Quisiera muchas veces decir las cosas de otra manera y con otras palabras. Pero se enganchan con excesiva frecuencia en mi historia y se anclan en lo ya conocido. No sé bien ni cómo desprenderme de lo de siempre ni cómo hacer surgir la novedad. Algunos dicen que leyendo más, otros que leyendo menos. Algunos proponen como solución dejar de escribir y dejar de hablar, más silencio. Mientras otros más ejercicio y constancia, mayor frecuencia y más diversificada. Para unos será cuestión de nuevos maestros, para otros dejar de hacer lo de siempre, de escuchar y desaprender.

Lo cierto es que las palabras tienen límites precisos. Se encuentran en mí, como hablante. También en el oyente, voluntarioso o no, comprensivo o descortés, vago o esforzado. Y en la palabra misma.

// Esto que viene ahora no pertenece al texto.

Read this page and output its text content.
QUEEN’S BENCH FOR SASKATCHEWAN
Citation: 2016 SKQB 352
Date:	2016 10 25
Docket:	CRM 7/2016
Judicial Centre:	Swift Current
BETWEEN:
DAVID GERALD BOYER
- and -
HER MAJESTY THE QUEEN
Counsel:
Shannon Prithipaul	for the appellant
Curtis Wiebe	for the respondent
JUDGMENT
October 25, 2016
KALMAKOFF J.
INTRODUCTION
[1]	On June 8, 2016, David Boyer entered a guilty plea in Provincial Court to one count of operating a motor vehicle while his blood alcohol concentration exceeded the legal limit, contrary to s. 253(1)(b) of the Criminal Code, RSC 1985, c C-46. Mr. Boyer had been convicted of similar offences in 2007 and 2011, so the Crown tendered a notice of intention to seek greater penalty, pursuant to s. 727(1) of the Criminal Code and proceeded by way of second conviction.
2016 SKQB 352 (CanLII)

Nadie conseguirá engañarme creyendo que una palabra puede ser capaz de encerrar en sí una vida, un sueño, un fracaso. Las palabras, más que redes, son linternas que gritan «por ahí», «a lo lejos», «en esa dirección», y en ocasiones «no hay nada», «se acabó». No son la meta, sino camino abrupto y caprichoso. De vuelta, más que de ida.